0

I am attempting to parse a file with the following format

1999
I
Willem Jan van Steen         9859  77
Guillaume Kielmann           5264  77
Guillaume Bos                8200   6

(the file is much longer, and is seperated by academic year (as 1999) and different studies(as 'I'). The only thing i have to work with is the last number (like 77, 77, 6) This number is a percentage. In final goal is to make a BarChart consisting of 10 bars, the bar charts consist of the amound(sum) of times a percentage from the file falls into the range of the Bar Chart (say a bar chart from 70 to 80 % --> then if the above input is the whole file the sum would be 2, and the barchart will be of height 2. But my first problem is that i dont know how to parse the input.. I was thinking that python should read the lines and then from the index (so making a range) on which the percentage number starts to 'do somethinh' with the numbers (--> look in which range of bar chart they fall and then make a loop for the sum of how many times a percentage falls in that Bar Chart..)

Hope someone can help me!

Martijn Pieters
  • 1,048,767
  • 296
  • 4,058
  • 3,343
  • Welcome to Stack Overflow! It looks like you want us to write some code for you. While many users are willing to produce code for a coder in distress, they usually only help when the poster has already tried to solve the problem on their own. A good way to demonstrate this effort is to include the code you've written so far, example input (if there is any), the expected output, and the output you actually get (console output, stack traces, compiler errors - whatever is applicable). The more detail you provide, the more answers you are likely to receive. Check the [FAQ] and [ask] – Inbar Rose Nov 21 '13 at 10:36

1 Answers1

0

Use str.rsplit() to split a string into words, counting from the right. If you pass in None it'll split on arbitrary-width whitespace, giving you neat stripped strings, and a count, letting you keep whitespace in the first column.
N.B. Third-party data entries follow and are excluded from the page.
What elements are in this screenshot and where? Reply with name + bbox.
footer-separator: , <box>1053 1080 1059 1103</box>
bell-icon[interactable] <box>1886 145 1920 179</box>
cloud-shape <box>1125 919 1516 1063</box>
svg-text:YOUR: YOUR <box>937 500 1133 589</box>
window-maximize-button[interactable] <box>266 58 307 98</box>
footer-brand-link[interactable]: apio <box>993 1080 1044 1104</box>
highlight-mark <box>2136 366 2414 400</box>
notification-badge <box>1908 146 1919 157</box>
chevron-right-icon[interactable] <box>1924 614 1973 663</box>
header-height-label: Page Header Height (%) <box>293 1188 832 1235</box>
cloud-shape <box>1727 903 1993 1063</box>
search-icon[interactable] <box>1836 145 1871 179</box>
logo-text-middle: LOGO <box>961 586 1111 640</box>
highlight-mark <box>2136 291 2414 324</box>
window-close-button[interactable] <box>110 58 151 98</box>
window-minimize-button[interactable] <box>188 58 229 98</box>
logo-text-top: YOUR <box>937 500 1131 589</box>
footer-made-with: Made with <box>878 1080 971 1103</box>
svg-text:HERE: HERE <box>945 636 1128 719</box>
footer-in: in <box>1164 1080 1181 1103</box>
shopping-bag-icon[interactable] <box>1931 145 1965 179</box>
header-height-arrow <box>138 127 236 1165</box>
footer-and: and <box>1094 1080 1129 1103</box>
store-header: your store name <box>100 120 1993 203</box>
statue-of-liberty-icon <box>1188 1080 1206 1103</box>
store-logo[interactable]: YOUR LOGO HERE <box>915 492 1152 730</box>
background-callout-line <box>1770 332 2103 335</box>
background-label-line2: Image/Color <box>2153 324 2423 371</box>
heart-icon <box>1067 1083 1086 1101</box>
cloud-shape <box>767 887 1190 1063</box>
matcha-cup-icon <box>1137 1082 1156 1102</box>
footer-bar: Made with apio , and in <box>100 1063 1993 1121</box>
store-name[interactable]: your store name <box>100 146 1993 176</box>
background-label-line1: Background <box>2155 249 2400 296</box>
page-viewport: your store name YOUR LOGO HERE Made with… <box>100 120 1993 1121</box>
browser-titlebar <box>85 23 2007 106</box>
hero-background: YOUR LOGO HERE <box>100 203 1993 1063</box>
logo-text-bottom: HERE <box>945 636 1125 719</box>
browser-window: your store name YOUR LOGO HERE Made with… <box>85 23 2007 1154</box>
Short demo of what that means:

>>> 'Willem Jan van Steen         9859  77\n'.rsplit(None, 2)
['Willem Jan van Steen', '9859', '77']

Here the spaces in the name are preserved, but the two numbers at the end are now separate elements in a list. The newline at the end is gone.

If you loop over an open file object, you get separate lines, giving you a method to parse a file line by line:

with open(inputfilename) as inputfh:
    for line in inputfh:
        columns = line.rsplit(None, 2)
        if len(columns) < 3:
            continue  # not a line with name and numbers
        percentage = int(columns[2])
        if 70 <= percentage <= 80:
            # we have a line that falls within your criteria
Martijn Pieters
  • 1,048,767
  • 296
  • 4,058
  • 3,343